If I am asked to find as lim x -> inf of (3^n/2^n), can I do:

3^n = e^(n*ln3)
2^n = e^(n*ln2)

assume C = lim (3^n/2^n).

C = lim e^(n*ln3)/e^(n*ln2)
ln C = lim ln [(exp(n*ln3)/(exp(n*ln2)]
In C = lim ln(exp(n*ln3)) - ln(exp(n*ln2))
ln C = lim n*ln3 - n*ln2
ln C = lim n*(ln3 - ln2)

The right hand side is clearly inf, and hence ln C = inf, which would mean that C = inf?
Though wouldn't C = 0 also give you infinity? So how would I know which one it is?

Thanks.

 

[Dick]

ln(0) isn't infinity.
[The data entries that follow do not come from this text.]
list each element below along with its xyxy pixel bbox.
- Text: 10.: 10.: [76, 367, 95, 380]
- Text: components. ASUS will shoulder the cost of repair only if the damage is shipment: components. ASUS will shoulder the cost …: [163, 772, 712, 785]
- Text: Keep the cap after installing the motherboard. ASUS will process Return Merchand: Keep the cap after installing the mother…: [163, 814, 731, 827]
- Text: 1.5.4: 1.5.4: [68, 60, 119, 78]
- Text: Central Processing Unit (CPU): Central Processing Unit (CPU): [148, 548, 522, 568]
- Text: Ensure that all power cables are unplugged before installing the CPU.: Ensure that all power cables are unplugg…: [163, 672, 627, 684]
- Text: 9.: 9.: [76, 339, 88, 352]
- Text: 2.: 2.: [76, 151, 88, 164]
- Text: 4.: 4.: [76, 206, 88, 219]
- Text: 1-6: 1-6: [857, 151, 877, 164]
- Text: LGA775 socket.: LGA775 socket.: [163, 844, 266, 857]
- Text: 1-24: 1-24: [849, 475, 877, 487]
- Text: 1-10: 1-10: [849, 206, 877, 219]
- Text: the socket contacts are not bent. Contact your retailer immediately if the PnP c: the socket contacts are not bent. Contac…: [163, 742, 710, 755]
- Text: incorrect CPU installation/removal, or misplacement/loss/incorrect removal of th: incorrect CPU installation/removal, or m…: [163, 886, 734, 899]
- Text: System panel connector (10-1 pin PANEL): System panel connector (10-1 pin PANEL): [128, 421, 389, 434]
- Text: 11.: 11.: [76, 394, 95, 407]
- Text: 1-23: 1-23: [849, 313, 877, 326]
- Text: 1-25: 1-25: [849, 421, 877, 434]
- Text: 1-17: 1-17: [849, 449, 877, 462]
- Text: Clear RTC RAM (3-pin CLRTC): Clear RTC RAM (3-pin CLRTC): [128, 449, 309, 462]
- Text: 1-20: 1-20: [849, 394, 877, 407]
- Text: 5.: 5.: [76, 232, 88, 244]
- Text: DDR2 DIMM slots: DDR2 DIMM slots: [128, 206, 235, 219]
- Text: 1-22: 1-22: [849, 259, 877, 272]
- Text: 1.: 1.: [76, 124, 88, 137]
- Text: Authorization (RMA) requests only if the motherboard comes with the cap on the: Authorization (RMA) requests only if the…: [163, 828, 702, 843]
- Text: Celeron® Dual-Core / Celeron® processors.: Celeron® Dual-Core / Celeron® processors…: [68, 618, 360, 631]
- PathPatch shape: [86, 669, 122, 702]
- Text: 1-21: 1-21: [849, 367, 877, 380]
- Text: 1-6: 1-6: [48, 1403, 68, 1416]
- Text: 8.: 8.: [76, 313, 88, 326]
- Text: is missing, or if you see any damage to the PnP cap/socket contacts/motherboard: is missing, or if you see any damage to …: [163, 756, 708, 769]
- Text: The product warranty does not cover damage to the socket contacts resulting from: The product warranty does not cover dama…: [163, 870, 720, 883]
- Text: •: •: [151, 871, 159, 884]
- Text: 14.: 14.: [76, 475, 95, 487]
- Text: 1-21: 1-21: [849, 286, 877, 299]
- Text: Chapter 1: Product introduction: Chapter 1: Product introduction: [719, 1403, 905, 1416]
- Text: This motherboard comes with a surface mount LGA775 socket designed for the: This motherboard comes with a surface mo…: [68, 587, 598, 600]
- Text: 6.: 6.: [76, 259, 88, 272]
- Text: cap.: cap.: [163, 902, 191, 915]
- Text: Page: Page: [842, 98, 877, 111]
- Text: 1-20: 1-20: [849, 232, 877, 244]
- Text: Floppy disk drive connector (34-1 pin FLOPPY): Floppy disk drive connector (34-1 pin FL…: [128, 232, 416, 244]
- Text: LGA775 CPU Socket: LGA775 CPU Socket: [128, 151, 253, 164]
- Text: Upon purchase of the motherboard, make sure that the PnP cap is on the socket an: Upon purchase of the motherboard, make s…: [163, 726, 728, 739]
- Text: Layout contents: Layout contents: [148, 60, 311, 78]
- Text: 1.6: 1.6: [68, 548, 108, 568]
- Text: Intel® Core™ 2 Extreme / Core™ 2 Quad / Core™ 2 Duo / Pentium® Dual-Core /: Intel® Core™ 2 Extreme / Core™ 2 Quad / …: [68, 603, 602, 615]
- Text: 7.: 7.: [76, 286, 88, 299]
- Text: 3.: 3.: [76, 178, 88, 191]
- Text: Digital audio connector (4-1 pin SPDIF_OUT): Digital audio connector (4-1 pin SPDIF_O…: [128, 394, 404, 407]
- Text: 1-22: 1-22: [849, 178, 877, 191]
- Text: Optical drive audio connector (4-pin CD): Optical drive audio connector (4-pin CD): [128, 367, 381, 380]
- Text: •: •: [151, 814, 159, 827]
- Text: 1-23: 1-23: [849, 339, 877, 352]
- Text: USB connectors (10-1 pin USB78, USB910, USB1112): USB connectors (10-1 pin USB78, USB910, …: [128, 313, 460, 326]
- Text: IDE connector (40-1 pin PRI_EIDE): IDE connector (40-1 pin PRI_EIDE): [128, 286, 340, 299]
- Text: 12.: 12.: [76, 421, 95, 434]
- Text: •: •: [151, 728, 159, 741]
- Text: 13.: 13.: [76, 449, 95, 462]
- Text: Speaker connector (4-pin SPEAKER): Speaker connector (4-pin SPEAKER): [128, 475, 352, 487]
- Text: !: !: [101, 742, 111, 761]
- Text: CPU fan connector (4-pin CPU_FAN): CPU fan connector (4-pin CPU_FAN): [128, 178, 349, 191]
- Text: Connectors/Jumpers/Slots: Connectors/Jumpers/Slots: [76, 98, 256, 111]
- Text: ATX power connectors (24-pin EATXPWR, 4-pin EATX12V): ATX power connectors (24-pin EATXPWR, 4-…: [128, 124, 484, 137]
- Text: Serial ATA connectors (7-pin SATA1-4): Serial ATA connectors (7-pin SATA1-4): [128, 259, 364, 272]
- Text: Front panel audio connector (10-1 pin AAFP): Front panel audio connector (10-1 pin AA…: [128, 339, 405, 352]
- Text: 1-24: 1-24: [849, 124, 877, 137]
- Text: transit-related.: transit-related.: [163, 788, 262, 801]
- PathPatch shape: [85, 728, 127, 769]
It's undefined. n*(ln3-ln2) is clearly unbounded. So C=exp(n*(ln3-ln2)) is unbounded.

 

[bodensee9]

Thanks!

 

[HallsofIvy]

Hi,

can I do the following?

If I am asked to find as lim x -> inf of (3^n/2^n), can I do:

3^n = e^(n*ln3)
2^n = e^(n*ln2)

assume C = lim (3^n/2^n).

C = lim e^(n*ln3)/e^(n*ln2)
ln C = lim ln [(exp(n*ln3)/(exp(n*ln2)]
In C = lim ln(exp(n*ln3)) - ln(exp(n*ln2))
ln C = lim n*ln3 - n*ln2
ln C = lim n*(ln3 - ln2)

The right hand side is clearly inf, and hence ln C = inf, which would mean that C = inf?
Though wouldn't C = 0 also give you infinity? So how would I know which one it is?

Thanks.

Why do it that way?
$$\frac{3^n}{2^n}= \left(\frac{3}{2}\right)^n$$
and that, since 3/2> 1, clearly increases without bound as x increases.

On the other hand,
$$\frac{2^n}{3^n}= \left(\frac{2}{3}\right)^n$$
since 2/3< 1, clearly goes to 0.

Doing it the "hard way", if y= 2ⁿ/3ⁿ, then ln(y)= ln(2ⁿ)- ln(3ⁿ)= n(ln(2)- ln(3)). ln(2)- ln(3) is negative so, as n goes to infinity, n(ln(2)- ln(3)) goes to negative infinity and, as Dick said, ln(0)= negative infinity.